DNA testing reveals late Korean War vet’s secret
Dear Amy: About a year ago, I used one of those genetic testing services. The website shows other users who share genetics with you, and allows everyone to contact each other.
Recently, I got a message from another user that showed we were a very close genetic match.
She emailed me, saying she was looking for information on her father, whom she had never met. She said her mother had a very brief relationship with a U.S. Marine during the Korean War. It turned out he had probably used a fake name. They had no photos, and they were never able to track him down. Her mother later moved to the U.S.
The woman, "Janet," asked if it was possible if my grandfather was her father. She knew very little except for what her mother had told her, including specific identifying physical characteristics. My grandfather was a Korean War veteran and had the exact characteristics she described (including a distinctive tattoo).
I always saw my grandfather as a good, caring family man. I have not told anyone about this. I do not want to tarnish his memory, upset my grandmother, or change how my family views him, when he's not around to defend himself.

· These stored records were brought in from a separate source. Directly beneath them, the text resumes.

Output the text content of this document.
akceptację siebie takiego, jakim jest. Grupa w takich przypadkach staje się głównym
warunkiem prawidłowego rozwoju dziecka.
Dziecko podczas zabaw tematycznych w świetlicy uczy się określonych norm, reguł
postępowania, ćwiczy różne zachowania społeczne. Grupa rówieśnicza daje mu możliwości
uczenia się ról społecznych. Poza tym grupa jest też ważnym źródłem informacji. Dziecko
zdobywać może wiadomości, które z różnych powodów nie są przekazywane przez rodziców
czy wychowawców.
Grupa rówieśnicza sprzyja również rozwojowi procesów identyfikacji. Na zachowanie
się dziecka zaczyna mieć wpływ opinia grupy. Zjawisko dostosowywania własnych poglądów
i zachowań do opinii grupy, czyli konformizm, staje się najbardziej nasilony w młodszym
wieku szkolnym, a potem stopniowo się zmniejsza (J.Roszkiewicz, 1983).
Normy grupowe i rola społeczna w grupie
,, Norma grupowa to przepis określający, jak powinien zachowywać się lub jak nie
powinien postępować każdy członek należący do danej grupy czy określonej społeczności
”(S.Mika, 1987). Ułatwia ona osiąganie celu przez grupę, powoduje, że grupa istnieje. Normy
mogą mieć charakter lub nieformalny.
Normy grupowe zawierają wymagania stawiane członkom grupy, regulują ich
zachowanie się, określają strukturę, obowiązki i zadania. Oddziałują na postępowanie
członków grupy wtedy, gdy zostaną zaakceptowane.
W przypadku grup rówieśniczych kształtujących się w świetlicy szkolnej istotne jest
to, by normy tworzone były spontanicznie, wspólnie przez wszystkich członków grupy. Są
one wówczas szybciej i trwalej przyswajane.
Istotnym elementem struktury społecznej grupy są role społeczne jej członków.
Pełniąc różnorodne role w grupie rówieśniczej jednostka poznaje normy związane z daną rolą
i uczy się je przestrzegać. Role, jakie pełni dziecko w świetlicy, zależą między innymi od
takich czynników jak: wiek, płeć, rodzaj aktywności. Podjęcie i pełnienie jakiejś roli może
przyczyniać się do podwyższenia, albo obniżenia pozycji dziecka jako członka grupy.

Janet would like to meet my aunts and uncles, but I have told her I am not comfortable giving her their contact information. She has recently started pleading with me, and I truly feel awful for not giving it to her.
What do I do here?
Dear Torn: One (perhaps unforeseen) aspect of using genetic testing is the way the results can open up confounding human dilemmas concerning longburied family secrets.
In your case, "Janet" has already received useful genetic information. She now (quite understandably) wants more. You should at least answer any questions you're able to answer.
If you aren't willing to even ask your aunts and uncles if they would be open to contact with her, then she will have to find another conduit to them.
It would be best if your family was open to the idea that people are complicated, and don't always do the right thing -- but this is the fullness of the human experience, and ultimately this is something to explore and embrace, rather than deny.